According to Bellin, the difference between last year’s taconite mining bill failing to gain Senate approval and Gov. Scott Walker signing this year’s version into law Monday is two-fold.
“The Senate was what killed it last year,” Bellin said. “Having a bigger majority helped. But also, the bill was better than last year’s because of some of the [new amendments].”
Bellin said the mining bill that Walker will sign today had more ideas from the Democratic side of the aisle, which informed its amendments to last year’s proposed legislation. He said the amendments gave the DNR and the U.S. Army Corps of Engineers more flexibility to change the bill, if necessary. Sen. Dale Schultz, R–Richland Center, was the lone senator to vote against party lines to narrow the gap of the bill’s passage.
However, his opposition made no effect with the GOP holding 18 seats of the state Senate, compared to the Democrats’ 15, according to Rep. Fred Kessler, D–Milwaukee.
“Elections count and the fact is, the Democrats lost one seat in the state,” Kessler said. “Sen. Shultz was the swing vote and, had the Senate been split 17-16, that would have been the vote that made the difference. But unfortunately, with his vote it didn’t matter.”
Many opposing the bill, including various statewide environmental groups, expressed concern for the possible contamination of the groundwater of neighboring properties and other negative environmental effects.
The bill will lower the restrictions on environmental pollution and open the largest open taconite mine in the world, according to a statement from the Sierra Club, John Muir Chapter, the national environmental organization’s state branch.
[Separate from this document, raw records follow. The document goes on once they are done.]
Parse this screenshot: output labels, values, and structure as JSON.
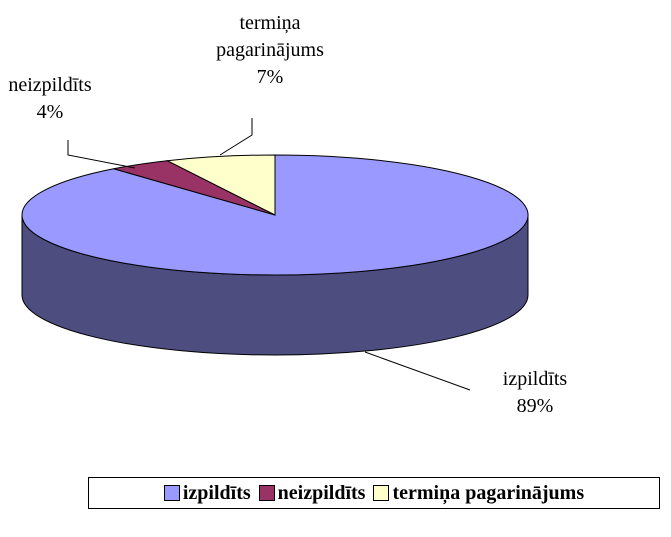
{
  "chart_data": {
    "type": "pie",
    "categories": [
      "izpildīts",
      "neizpildīts",
      "termiņa pagarinājums"
    ],
    "values": [
      89,
      4,
      7
    ],
    "value_labels": [
      "89%",
      "4%",
      "7%"
    ],
    "colors": [
      "#9999ff",
      "#993366",
      "#ffffcc"
    ],
    "legend": "bottom"
  }
}
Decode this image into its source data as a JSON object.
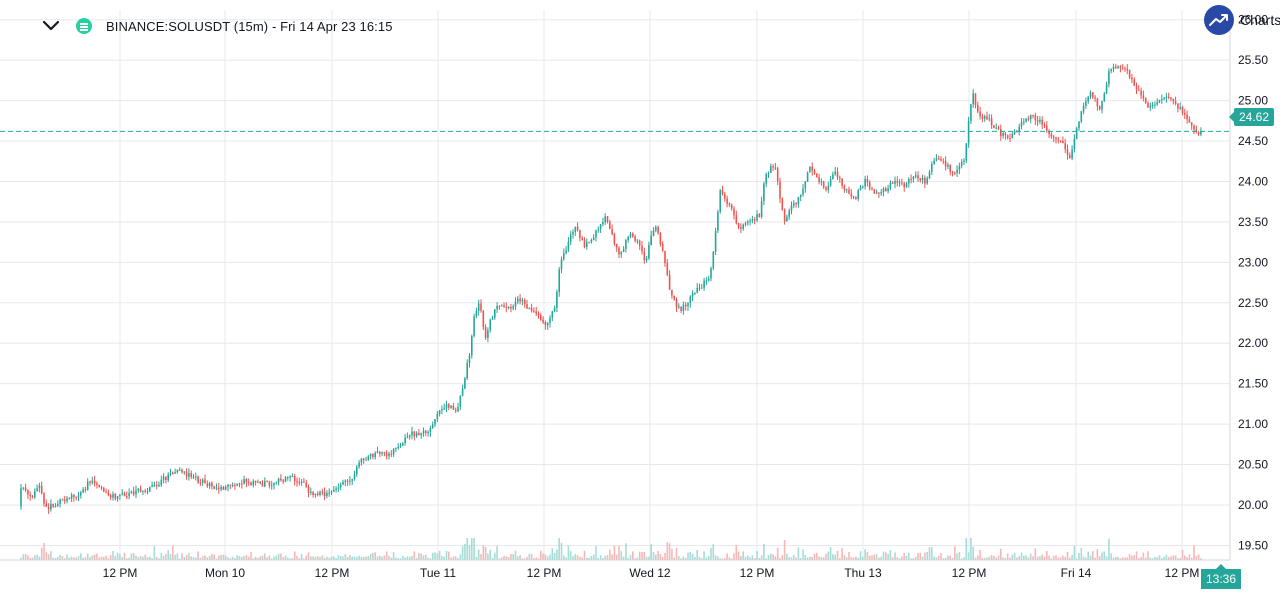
{
  "header": {
    "symbol_title": "BINANCE:SOLUSDT (15m) - Fri 14 Apr 23 16:15",
    "collapse_icon": "chevron-down-icon",
    "status_icon": "market-status-icon",
    "brand_icon": "trend-up-icon",
    "brand_text": "Charts p"
  },
  "price_label": "24.62",
  "time_label": "13:36",
  "colors": {
    "up": "#26a69a",
    "down": "#ef5350",
    "up_volume": "#a6dcd6",
    "down_volume": "#f6b8b7",
    "grid": "#e6e8ee",
    "text": "#131722",
    "brand": "#2a49a6"
  },
  "chart_data": {
    "type": "candlestick",
    "title": "BINANCE:SOLUSDT (15m)",
    "x_tick_labels": [
      "12 PM",
      "Mon 10",
      "12 PM",
      "Tue 11",
      "12 PM",
      "Wed 12",
      "12 PM",
      "Thu 13",
      "12 PM",
      "Fri 14",
      "12 PM"
    ],
    "y_tick_labels": [
      "26.00",
      "25.50",
      "25.00",
      "24.50",
      "24.00",
      "23.50",
      "23.00",
      "22.50",
      "22.00",
      "21.50",
      "21.00",
      "20.50",
      "20.00",
      "19.50"
    ],
    "y_ticks": [
      26.0,
      25.5,
      25.0,
      24.5,
      24.0,
      23.5,
      23.0,
      22.5,
      22.0,
      21.5,
      21.0,
      20.5,
      20.0,
      19.5
    ],
    "ylim": [
      19.32,
      26.12
    ],
    "grid": true,
    "current_price": 24.62,
    "price_path": [
      [
        0,
        19.98
      ],
      [
        10,
        20.18
      ],
      [
        20,
        20.25
      ],
      [
        30,
        20.1
      ],
      [
        40,
        20.22
      ],
      [
        45,
        19.95
      ],
      [
        60,
        20.05
      ],
      [
        80,
        20.12
      ],
      [
        90,
        20.3
      ],
      [
        110,
        20.1
      ],
      [
        130,
        20.15
      ],
      [
        150,
        20.2
      ],
      [
        170,
        20.38
      ],
      [
        180,
        20.42
      ],
      [
        200,
        20.3
      ],
      [
        220,
        20.2
      ],
      [
        240,
        20.3
      ],
      [
        260,
        20.25
      ],
      [
        280,
        20.3
      ],
      [
        290,
        20.35
      ],
      [
        300,
        20.3
      ],
      [
        310,
        20.15
      ],
      [
        330,
        20.12
      ],
      [
        340,
        20.25
      ],
      [
        350,
        20.3
      ],
      [
        360,
        20.55
      ],
      [
        380,
        20.65
      ],
      [
        390,
        20.62
      ],
      [
        400,
        20.75
      ],
      [
        410,
        20.9
      ],
      [
        420,
        20.85
      ],
      [
        430,
        20.95
      ],
      [
        440,
        21.15
      ],
      [
        450,
        21.25
      ],
      [
        455,
        21.1
      ],
      [
        460,
        21.3
      ],
      [
        470,
        21.9
      ],
      [
        475,
        22.4
      ],
      [
        480,
        22.5
      ],
      [
        485,
        22.0
      ],
      [
        490,
        22.3
      ],
      [
        500,
        22.5
      ],
      [
        510,
        22.45
      ],
      [
        520,
        22.55
      ],
      [
        530,
        22.4
      ],
      [
        540,
        22.3
      ],
      [
        545,
        22.2
      ],
      [
        555,
        22.45
      ],
      [
        560,
        23.0
      ],
      [
        570,
        23.3
      ],
      [
        575,
        23.45
      ],
      [
        585,
        23.2
      ],
      [
        595,
        23.35
      ],
      [
        605,
        23.55
      ],
      [
        610,
        23.4
      ],
      [
        615,
        23.2
      ],
      [
        620,
        23.1
      ],
      [
        630,
        23.35
      ],
      [
        640,
        23.2
      ],
      [
        645,
        23.0
      ],
      [
        655,
        23.5
      ],
      [
        665,
        23.0
      ],
      [
        670,
        22.6
      ],
      [
        680,
        22.4
      ],
      [
        690,
        22.55
      ],
      [
        700,
        22.7
      ],
      [
        710,
        22.8
      ],
      [
        715,
        23.3
      ],
      [
        720,
        23.9
      ],
      [
        730,
        23.7
      ],
      [
        740,
        23.4
      ],
      [
        750,
        23.5
      ],
      [
        760,
        23.6
      ],
      [
        765,
        24.1
      ],
      [
        775,
        24.2
      ],
      [
        780,
        23.8
      ],
      [
        785,
        23.5
      ],
      [
        790,
        23.65
      ],
      [
        800,
        23.8
      ],
      [
        810,
        24.2
      ],
      [
        815,
        24.1
      ],
      [
        825,
        23.9
      ],
      [
        835,
        24.1
      ],
      [
        845,
        23.9
      ],
      [
        855,
        23.8
      ],
      [
        865,
        24.0
      ],
      [
        875,
        23.85
      ],
      [
        885,
        23.9
      ],
      [
        895,
        24.0
      ],
      [
        905,
        23.95
      ],
      [
        915,
        24.1
      ],
      [
        925,
        24.0
      ],
      [
        935,
        24.3
      ],
      [
        945,
        24.2
      ],
      [
        955,
        24.1
      ],
      [
        965,
        24.3
      ],
      [
        972,
        25.1
      ],
      [
        980,
        24.8
      ],
      [
        990,
        24.75
      ],
      [
        1000,
        24.6
      ],
      [
        1010,
        24.55
      ],
      [
        1020,
        24.7
      ],
      [
        1030,
        24.8
      ],
      [
        1040,
        24.75
      ],
      [
        1050,
        24.6
      ],
      [
        1060,
        24.5
      ],
      [
        1070,
        24.3
      ],
      [
        1080,
        24.8
      ],
      [
        1090,
        25.1
      ],
      [
        1100,
        24.9
      ],
      [
        1110,
        25.4
      ],
      [
        1120,
        25.45
      ],
      [
        1130,
        25.3
      ],
      [
        1140,
        25.1
      ],
      [
        1150,
        24.9
      ],
      [
        1160,
        25.0
      ],
      [
        1170,
        25.05
      ],
      [
        1180,
        24.9
      ],
      [
        1190,
        24.7
      ],
      [
        1195,
        24.6
      ],
      [
        1201,
        24.62
      ]
    ]
  }
}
Bellin said many of the concerns legislators and advocacy groups had regarding the contamination of groundwater in the Bad River Watershed are unfounded, as the bill does not alter any of the DNR’s groundwater standards. However, mining companies will be less restricted in how they go about meeting those standards, Bellin said.
Rep. Janet Bewley, D-Ashland, who would have the mine located in her district, however, disagreed with Bellin, and was among those against the bill.
“If [a bill] allows something harmful, we should change it.…If we know that it is ineffective, we should change it,” Bewley said. “We can’t just say it is good because it might create jobs. That’s not good enough.”